Adam Peckens, who is laboratory director of engineering at Hope College, has received the national 2022 Peter J. Bosscher Faculty Advisor Award for Outstanding Leadership from Engineers Without Borders-USA.
Engineers Without Borders USA (EWB-USA) partners with communities around the world to meet their basic human needs, and has almost 300 chapters across the United States. The award, which was presented to Peckens on Saturday, Oct. 8, during the 2022 EWB-USA Conference, recognizes advisors who provide exceptional support and mentorship to their student chapter.
Peckens has been a mentor of the Hope chapter since joining the college’s staff in 2014 and became the chapter’s advisor in 2018. Throughout this time, he has led the group through two international projects.
“Adam has served as a chapter mentor/faculty advisor for eight years and throughout this time has ensured the continuity and health of our student chapter,” said Hope senior Carolyn Atkinson, who is president of the college’s chapter (EWB-Hope). “He emphasizes the importance of student leadership and fosters involvement and interest in the mission and vision of EWB year to year. Alongside raising a young family, Adam dedicates countless hours towards EWB and I am so glad that his commitment to EWB is being recognized.”
A bioelectrical-engineering major who has been involved in Hope’s chapter throughout her four years at the college, Atkinson noted that she values how participating in EWB-Hope has complemented her academic program and appreciates Peckens’ role as a mentor.
“EWB has had a tremendous impact on my personal and professional development. It has made me into a more confident leader and given me numerous project management and technical engineering skills,” she said.
“All of this could not have been possible without the leadership and guidance of Adam Peckens,” Atkinson said. “Alongside mentoring and guiding our chapter as a whole, Adam has taken the time to serve as an individual mentor to me as I filled the role of project lead within the chapter. He has given me the tools and skills necessary to see through leading a student/mentor travel team to Ecuador to oversee the construction of our project in July 2022 and all of the preparation that went into it.”
Consisting of approximately 20 students, Hope’s EWB-USA chapter most recently completed a 1.5-year project, designing and helping install a schoolyard enclosure in Teodomiro, Ecuador. The chapter previously partnered with a community in southwest Kenya on a seven-year water supply project that involved designing and installing community water sources that consisted of three water wells and a rainwater catchment system.
The college’s chapter was established in the spring of 2005, and as its first project designed and implemented a water-purification system in Nkuv, Cameroon. The relationship expanded to include the college’s departments of communication, education and nursing, and in 2008 the project was named one of four finalists for Michigan’s Carter Partnership Award.
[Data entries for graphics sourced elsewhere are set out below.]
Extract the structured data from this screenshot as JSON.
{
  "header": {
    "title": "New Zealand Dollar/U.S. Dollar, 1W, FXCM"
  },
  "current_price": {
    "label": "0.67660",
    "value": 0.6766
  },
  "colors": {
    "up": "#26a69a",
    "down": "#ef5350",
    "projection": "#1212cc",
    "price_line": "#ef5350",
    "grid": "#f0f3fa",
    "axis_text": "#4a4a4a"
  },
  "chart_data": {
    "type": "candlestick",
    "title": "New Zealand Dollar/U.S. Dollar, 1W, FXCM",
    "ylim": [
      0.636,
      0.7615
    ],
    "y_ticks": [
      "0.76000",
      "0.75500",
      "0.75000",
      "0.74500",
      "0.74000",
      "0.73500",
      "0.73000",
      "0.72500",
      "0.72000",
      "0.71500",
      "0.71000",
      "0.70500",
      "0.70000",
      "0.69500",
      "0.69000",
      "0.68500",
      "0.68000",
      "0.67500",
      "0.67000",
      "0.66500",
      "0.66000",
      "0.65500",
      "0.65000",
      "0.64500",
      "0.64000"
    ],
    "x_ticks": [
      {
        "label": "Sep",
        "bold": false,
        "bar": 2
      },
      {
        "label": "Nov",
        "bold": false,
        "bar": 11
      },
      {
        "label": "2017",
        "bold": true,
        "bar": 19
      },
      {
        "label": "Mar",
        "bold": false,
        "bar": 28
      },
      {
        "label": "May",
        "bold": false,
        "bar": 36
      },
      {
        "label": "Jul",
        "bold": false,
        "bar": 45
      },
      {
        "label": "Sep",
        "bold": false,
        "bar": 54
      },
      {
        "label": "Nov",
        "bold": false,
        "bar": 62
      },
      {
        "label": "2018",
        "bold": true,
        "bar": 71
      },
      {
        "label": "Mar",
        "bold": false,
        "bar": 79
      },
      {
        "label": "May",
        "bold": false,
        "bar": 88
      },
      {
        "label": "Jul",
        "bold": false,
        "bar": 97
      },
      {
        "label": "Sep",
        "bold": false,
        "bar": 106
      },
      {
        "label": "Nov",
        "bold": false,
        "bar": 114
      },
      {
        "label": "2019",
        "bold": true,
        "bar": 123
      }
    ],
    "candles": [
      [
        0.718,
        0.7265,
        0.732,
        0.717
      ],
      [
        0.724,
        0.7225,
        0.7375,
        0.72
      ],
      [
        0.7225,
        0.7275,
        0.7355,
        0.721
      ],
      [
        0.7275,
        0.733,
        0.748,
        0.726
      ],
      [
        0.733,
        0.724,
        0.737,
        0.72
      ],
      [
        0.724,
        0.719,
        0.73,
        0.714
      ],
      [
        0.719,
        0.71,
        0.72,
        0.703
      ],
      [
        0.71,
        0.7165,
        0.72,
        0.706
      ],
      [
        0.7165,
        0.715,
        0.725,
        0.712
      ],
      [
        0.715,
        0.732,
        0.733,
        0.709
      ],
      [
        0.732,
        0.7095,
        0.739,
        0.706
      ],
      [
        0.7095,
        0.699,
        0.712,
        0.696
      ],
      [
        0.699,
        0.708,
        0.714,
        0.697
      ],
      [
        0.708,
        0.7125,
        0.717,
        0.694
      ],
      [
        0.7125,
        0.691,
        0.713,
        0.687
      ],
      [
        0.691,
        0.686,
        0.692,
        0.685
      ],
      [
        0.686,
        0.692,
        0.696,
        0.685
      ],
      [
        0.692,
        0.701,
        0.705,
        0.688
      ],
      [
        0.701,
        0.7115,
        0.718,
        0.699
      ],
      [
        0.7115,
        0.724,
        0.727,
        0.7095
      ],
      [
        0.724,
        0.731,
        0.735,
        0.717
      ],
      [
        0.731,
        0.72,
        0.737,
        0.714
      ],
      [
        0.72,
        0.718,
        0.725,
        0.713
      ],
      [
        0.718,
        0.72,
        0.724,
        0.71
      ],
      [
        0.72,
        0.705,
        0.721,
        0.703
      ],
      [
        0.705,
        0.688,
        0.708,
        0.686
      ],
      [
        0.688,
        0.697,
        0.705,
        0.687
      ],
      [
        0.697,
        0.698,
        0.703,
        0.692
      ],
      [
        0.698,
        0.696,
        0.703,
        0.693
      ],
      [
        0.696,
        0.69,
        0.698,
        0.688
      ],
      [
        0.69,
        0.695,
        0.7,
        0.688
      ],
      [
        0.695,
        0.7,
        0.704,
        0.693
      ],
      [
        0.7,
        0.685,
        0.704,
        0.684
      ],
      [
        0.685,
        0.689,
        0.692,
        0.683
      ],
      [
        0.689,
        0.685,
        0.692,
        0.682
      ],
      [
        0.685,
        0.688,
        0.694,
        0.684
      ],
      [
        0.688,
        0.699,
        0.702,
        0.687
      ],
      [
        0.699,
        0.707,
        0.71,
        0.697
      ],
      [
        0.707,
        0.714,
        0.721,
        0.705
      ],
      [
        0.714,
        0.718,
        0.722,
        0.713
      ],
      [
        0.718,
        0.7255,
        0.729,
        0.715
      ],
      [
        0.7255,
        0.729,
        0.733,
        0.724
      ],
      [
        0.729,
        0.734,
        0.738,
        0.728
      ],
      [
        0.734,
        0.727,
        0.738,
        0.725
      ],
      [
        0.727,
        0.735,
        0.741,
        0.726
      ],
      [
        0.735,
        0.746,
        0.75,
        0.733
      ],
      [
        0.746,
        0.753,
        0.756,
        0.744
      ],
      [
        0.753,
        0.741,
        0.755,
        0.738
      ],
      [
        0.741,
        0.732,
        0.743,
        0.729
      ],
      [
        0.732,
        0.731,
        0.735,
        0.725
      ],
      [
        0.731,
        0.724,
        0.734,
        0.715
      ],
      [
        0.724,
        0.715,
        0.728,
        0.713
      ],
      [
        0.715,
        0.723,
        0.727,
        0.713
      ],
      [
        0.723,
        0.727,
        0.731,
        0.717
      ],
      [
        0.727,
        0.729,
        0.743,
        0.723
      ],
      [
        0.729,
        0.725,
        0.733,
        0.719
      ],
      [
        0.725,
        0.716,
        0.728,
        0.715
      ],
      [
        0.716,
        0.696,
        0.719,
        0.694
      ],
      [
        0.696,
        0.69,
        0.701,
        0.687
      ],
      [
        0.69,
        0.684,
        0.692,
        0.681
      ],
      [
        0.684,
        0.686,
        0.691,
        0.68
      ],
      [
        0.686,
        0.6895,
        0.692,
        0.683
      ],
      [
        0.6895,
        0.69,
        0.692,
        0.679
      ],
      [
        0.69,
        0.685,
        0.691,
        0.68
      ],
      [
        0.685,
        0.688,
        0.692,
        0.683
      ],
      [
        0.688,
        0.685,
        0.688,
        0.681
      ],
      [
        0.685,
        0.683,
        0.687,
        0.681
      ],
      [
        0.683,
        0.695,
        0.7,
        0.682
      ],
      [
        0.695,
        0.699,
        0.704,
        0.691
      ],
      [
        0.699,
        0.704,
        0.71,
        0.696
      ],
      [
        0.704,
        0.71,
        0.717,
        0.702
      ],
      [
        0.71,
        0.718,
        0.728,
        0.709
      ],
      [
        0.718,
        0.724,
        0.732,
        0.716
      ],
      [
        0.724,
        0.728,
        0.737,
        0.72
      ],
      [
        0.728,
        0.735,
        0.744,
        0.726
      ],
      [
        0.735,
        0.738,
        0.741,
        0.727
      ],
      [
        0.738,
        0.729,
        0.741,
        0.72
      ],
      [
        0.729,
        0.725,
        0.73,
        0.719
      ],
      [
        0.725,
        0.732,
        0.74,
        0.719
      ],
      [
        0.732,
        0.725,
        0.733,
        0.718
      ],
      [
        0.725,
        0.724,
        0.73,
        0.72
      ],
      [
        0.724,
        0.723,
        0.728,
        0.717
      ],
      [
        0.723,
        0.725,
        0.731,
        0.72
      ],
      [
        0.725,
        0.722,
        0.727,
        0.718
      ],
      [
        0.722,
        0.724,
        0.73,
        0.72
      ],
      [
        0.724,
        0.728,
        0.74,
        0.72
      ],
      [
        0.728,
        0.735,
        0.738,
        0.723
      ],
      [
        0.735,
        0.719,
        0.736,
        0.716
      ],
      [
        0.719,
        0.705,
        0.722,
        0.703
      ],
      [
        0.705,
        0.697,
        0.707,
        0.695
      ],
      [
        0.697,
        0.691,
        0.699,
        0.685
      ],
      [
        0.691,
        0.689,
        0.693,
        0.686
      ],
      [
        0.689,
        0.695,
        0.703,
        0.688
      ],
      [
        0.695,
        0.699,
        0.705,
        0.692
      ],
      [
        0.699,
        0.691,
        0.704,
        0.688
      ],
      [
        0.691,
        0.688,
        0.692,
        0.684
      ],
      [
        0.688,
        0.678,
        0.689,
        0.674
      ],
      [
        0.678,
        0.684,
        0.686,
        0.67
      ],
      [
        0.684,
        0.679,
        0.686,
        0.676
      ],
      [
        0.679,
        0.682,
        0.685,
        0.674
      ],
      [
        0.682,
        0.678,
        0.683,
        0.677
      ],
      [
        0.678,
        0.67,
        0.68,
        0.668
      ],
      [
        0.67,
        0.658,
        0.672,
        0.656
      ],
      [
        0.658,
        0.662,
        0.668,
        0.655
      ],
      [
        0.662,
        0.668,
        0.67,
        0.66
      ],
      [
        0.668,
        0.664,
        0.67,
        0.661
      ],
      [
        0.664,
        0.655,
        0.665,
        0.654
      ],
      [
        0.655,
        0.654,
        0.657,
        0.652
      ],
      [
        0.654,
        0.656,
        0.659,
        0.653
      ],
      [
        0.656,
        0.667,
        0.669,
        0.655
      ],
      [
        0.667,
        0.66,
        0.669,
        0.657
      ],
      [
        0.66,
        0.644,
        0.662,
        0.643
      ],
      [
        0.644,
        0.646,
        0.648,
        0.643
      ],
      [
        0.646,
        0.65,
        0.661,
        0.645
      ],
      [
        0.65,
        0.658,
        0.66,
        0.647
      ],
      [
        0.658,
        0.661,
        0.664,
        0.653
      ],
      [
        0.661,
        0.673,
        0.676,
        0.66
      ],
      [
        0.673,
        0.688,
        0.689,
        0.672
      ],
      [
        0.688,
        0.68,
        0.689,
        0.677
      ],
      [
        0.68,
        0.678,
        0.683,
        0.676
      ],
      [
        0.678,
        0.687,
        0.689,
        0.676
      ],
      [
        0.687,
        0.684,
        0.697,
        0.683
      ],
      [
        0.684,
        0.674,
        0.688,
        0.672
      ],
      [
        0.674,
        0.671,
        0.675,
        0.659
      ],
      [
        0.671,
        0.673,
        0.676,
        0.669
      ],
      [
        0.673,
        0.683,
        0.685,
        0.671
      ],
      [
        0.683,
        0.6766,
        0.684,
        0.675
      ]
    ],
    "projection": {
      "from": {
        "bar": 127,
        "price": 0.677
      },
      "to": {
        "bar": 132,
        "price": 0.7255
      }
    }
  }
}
As engineering lab director at Hope, Peckens assists faculty in the Department of Engineering by preparing materials for all labs, repairing and servicing equipment and instruments, and instructing introductory engineering laboratory courses.
Prior to coming to Hope, he worked for eight years as an environmental engineer on many different groundwater remediation projects around Michigan and the Midwest. He developed, designed and installed remediation systems to treat contaminated groundwater, and was also a first responder to environmental emergencies like pipeline breaks and train derailments.
Peckens completed his Bachelor of Science degree in 2006 at Michigan Technological University in geological engineering.
EWB-USA’s national Peter J. Bosscher Faculty Advisor Award is named for the late Peter J. Bosscher, an EWB-USA faculty advisor at the University of Wisconsin Madison and a member of EWB-USA. Award winners are EWB-USA volunteers who are current faculty advisors for an EWB-USA student chapter; actively engage with the chapter, demonstrating a commitment to continued learning; model and foster leadership among student chapter members; are project mentors for the student chapters, facilitating communication between the community, the government of the country in which they serve, and their university; support community-driven development; and demonstrate a passion to lead and educate the next generation of engineers.